His attempt to sit up made him dizzy, sent fire running up his leg, and did nothing to dislodge the bird. It resembled the familiar buzzards of Alshan, but with fleshy yellow spikes protruding through the dark feathers at the back of its head. Bigger, too. Freaky blue eyes ogled him.
“Go ‘way,” he grumbled, and flapped a hand at it.
It chuckled and shifted on the dead thing’s pauldron. Wings rustled. Hooked talons left gouges in the metal.
Its fearlessness emboldened the others. A pair hopped closer. One dared a nip at Sherakai’s head where blood oozed from a gash.
“Hai! What are you doing?” He waved his arm to shoo it away. The motion twisted his trapped leg and stole his breath.
The bird fanned its wings, hissed, and darted another vicious peck at him, quick as a viper.
Sherakai punched it hard in the chest. The blow should have broken bones, but the bird’s only concession was a brief retreat, hissing and squawking, then it attacked again. He gained time to scrabble for the sword he’d dropped, but the angle was bad. A wild cut drew blood, but the thing came at him again. A second blow took its head off. By then its mat
es joined the fray, screaming, beating their massive wings, diving at him for just a single taste of his flesh.
He screamed right back, brandishing his blade when they came within striking distance and throwing rocks at them when they retreated.
Feathers whirled and floated. The wind cried and sand scraped across body and soul.
Four more carcasses littered the ground, and the birds gave way. They stalked to and fro while they discussed the situation among themselves in high, creaky voices. The bright blue of their eyes suggested intelligence. They proved it when four of them rushed Sherakai from the front while another pair dove at him from behind.
His vision shifted. His perception shifted.

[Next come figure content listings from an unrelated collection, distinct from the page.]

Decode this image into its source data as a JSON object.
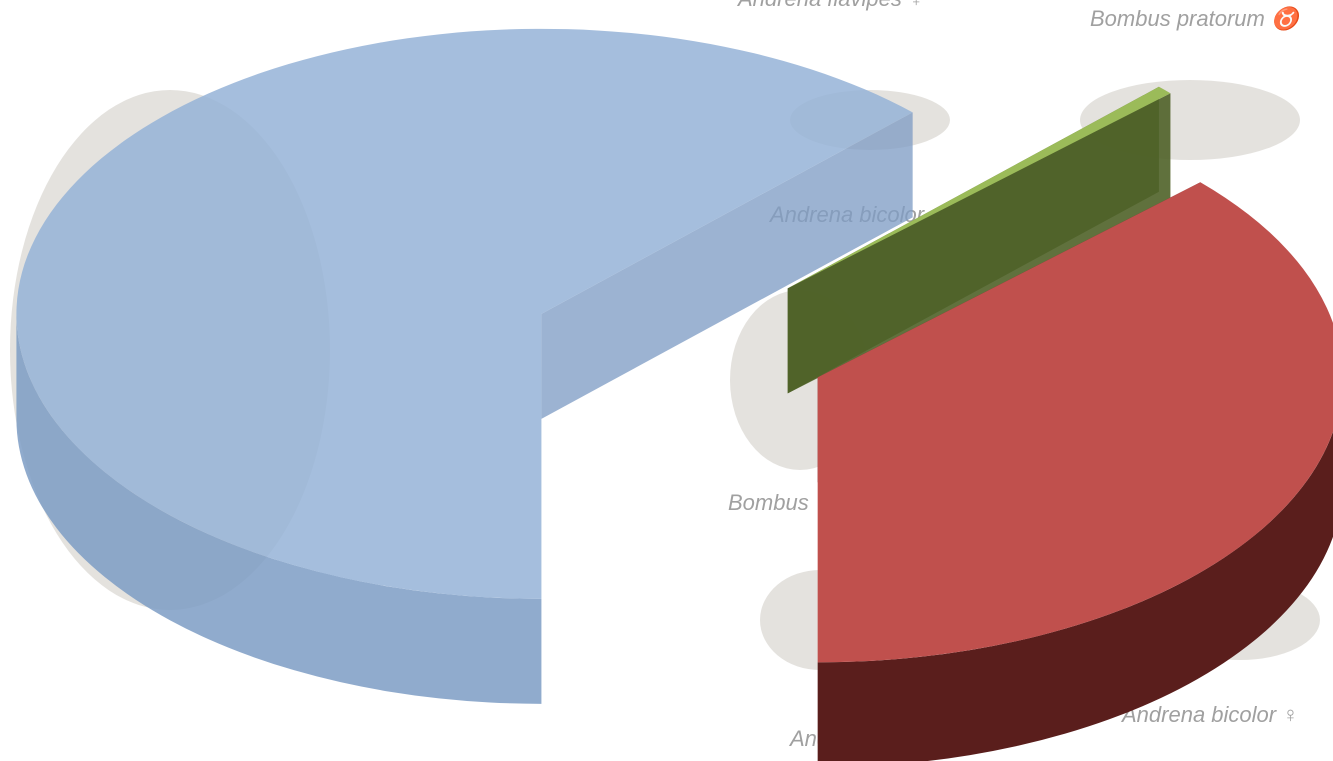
{
  "chart_data": {
    "type": "pie3d",
    "values": [
      62.5,
      0.5,
      37
    ],
    "colors": [
      "#95b3d7",
      "#9bbb59",
      "#c0504d"
    ],
    "side_colors": [
      "#7d9cc4",
      "#4f6228",
      "#5a1e1c"
    ],
    "annotations": [
      "Andrena flavipes ♀",
      "Bombus pratorum ♉",
      "Andrena bicolor ♀",
      "Bombus",
      "Andrena fulva ♀",
      "Andrena bicolor ♀"
    ]
  }
}
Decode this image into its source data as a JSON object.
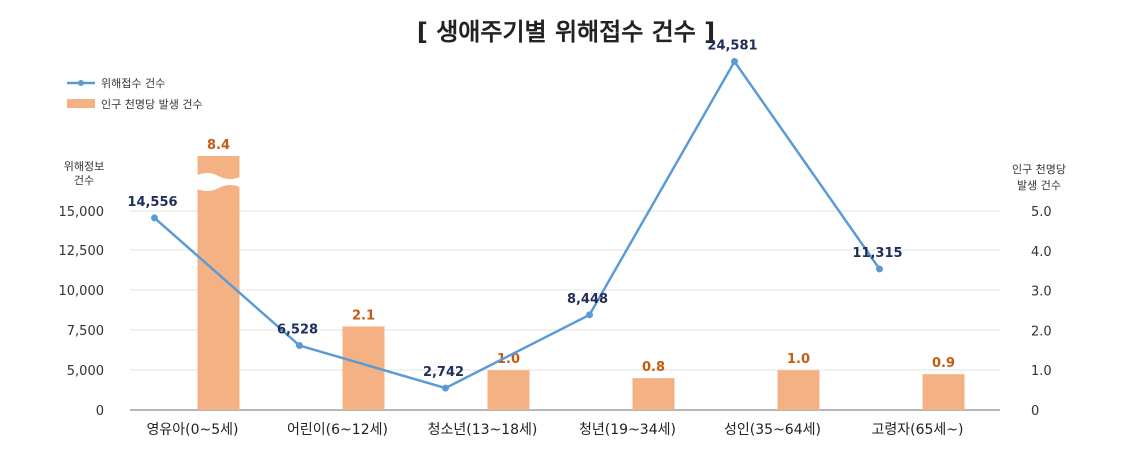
{
  "chart_data": {
    "type": "bar+line",
    "title": "[ 생애주기별 위해접수 건수 ]",
    "categories": [
      "영유아(0~5세)",
      "어린이(6~12세)",
      "청소년(13~18세)",
      "청년(19~34세)",
      "성인(35~64세)",
      "고령자(65세~)"
    ],
    "series": [
      {
        "name": "위해접수 건수",
        "kind": "line",
        "axis": "left",
        "color": "#5b9bd5",
        "values": [
          14556,
          6528,
          2742,
          8448,
          24581,
          11315
        ],
        "labels": [
          "14,556",
          "6,528",
          "2,742",
          "8,448",
          "24,581",
          "11,315"
        ]
      },
      {
        "name": "인구 천명당 발생 건수",
        "kind": "bar",
        "axis": "right",
        "color": "#f4b183",
        "values": [
          8.4,
          2.1,
          1.0,
          0.8,
          1.0,
          0.9
        ],
        "labels": [
          "8.4",
          "2.1",
          "1.0",
          "0.8",
          "1.0",
          "0.9"
        ]
      }
    ],
    "left_axis": {
      "title_lines": [
        "위해정보",
        "건수"
      ],
      "ylim": [
        0,
        15000
      ],
      "ticks": [
        0,
        5000,
        7500,
        10000,
        12500,
        15000
      ],
      "tick_labels": [
        "0",
        "5,000",
        "7,500",
        "10,000",
        "12,500",
        "15,000"
      ]
    },
    "right_axis": {
      "title_lines": [
        "인구 천명당",
        "발생 건수"
      ],
      "ylim": [
        0,
        5.0
      ],
      "ticks": [
        0,
        1.0,
        2.0,
        3.0,
        4.0,
        5.0
      ],
      "tick_labels": [
        "0",
        "1.0",
        "2.0",
        "3.0",
        "4.0",
        "5.0"
      ]
    },
    "axis_break": true,
    "grid": true,
    "legend": "top-left",
    "colors": {
      "line": "#5b9bd5",
      "bar": "#f4b183",
      "line_label": "#1f2f5a",
      "bar_label": "#c55a11",
      "grid": "#e3e3e3"
    }
  }
}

He was aware of movement—of leaning back to take advantage of the earth, of his sword dancing between the gray sky and dusky shapes, then of twisting to the side to snatch up a dropped mace. It was heavy, and when the bizarre battle gave him a moment he traded it for one of his knives.
Quiet descended without warning. A single bird perched atop a tall pointed rock well out of reach. A listless breeze stirred scattered feathers. Gazes locked, Sherakai felt about for a fist-sized rock, then heaved it with a shout. “Hah!” A surge of magic urged it to get away while it still lived. It took off with a scream and a noisy rustle of feathers.
Wiping his knife on his pants, he stowed it and looked around. Carnage met his eye in every direction, starting with the gigantic creature laying across his leg. Its partner sprawled at the top of the ravine. Taller than him by half, both were broad-shouldered, bull-necked, and had entirely too many teeth. What were they? Ogres? Trolls? He’d never encountered one in the arena and didn’t mind that at all.
The presence of the rakeshi began to fade again, and he pressed his wrist against his forehead, hard. “No. Don’t go yet, gods curse you. Help me heal. Help me!” He fumbled to catch hold of the magic again before it was too late. Pain is energy. I am pain. Pain is mine.